The spatial organization of neural networks representing sensorimotor behavior and cognition has been mapped by flexible devices placed on the cortex, the outer layer of the brain. Sensory messages from each part of the body are processed in a specific area in the brain and maps of the cortex can help understand these areas. A person’s cortical map is shaped by their early development and experiences. Study of such maps can help identify and treat sensory disorders. Existing techniques for brain mapping require placement of penetrating electrodes which is time-consuming and risks brain damage. Mr. Minseok Lee and Dr. Sungchil Yang from City University of Hong Kong and colleagues made arrays of electrodes using graphene membranes and constructed sensory maps of rats and mice by placing these arrays directly on the cortical surface.
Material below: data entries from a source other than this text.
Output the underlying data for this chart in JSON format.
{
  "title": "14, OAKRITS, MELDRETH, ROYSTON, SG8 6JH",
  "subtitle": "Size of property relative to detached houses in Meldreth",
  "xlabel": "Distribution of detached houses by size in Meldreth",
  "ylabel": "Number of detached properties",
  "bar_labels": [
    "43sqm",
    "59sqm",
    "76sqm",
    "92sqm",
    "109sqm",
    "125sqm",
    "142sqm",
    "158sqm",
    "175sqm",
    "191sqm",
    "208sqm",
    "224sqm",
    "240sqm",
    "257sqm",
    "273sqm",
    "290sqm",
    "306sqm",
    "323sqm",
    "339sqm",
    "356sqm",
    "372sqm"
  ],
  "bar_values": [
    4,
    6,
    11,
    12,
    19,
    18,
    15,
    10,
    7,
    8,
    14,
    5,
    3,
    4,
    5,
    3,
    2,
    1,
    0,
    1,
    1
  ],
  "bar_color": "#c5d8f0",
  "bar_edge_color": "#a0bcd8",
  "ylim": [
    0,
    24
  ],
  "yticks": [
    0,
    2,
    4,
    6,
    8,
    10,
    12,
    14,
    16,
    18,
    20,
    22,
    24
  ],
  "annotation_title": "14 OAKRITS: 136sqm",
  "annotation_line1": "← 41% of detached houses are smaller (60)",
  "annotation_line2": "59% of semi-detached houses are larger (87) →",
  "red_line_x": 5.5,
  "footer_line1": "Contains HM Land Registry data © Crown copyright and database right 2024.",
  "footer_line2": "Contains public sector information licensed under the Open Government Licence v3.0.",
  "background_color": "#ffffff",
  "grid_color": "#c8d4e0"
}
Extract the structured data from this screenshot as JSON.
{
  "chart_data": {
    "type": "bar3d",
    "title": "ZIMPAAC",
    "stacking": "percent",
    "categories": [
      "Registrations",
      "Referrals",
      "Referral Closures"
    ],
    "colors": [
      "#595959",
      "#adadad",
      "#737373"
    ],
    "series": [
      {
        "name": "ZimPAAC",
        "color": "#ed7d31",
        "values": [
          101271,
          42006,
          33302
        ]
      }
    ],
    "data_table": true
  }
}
Our recently fabricated multichannel graphene array enables high-resolution brain mapping, facilitating rapid and repetitive assessments of brain maps. Furthermore, this advanced graphene array with intervening thru-hole enables large-scale mapping simultaneously in the surface and deep of cortical areas, also improving conformality for better detection of electrocorticography signals. In a subset of the graphene array, cortical surface stimulation can remodel cortical maps, therein enhancing cortical plasticity. This technology provides potential therapeutic applications for various brain disorders by correcting brain maps. This story was introduced as an editorial choice in Nature Publishing Group Asia materials.
In our current study, damage of the brain map is associated with sensory loss-induced phantom pains such as tinnitus, phantom limb pain, and neuropathic pain. As in our recent finding, cortical surface stimulation can promote critical period-like plasticity in adult brains, thereby giving rise to a restoration of behavior and cognition. As we have a very encouraging result regarding tinnitus alleviation by cortical map remodeling, the same method will be applied into Parkinson’s disease, ataxia, Alzheimer’s disease, and other phantom pains. We are all excited at the new research journey for alleviating many brain diseases through our biomedical devices that is an All-in-One neural interface, so to speak.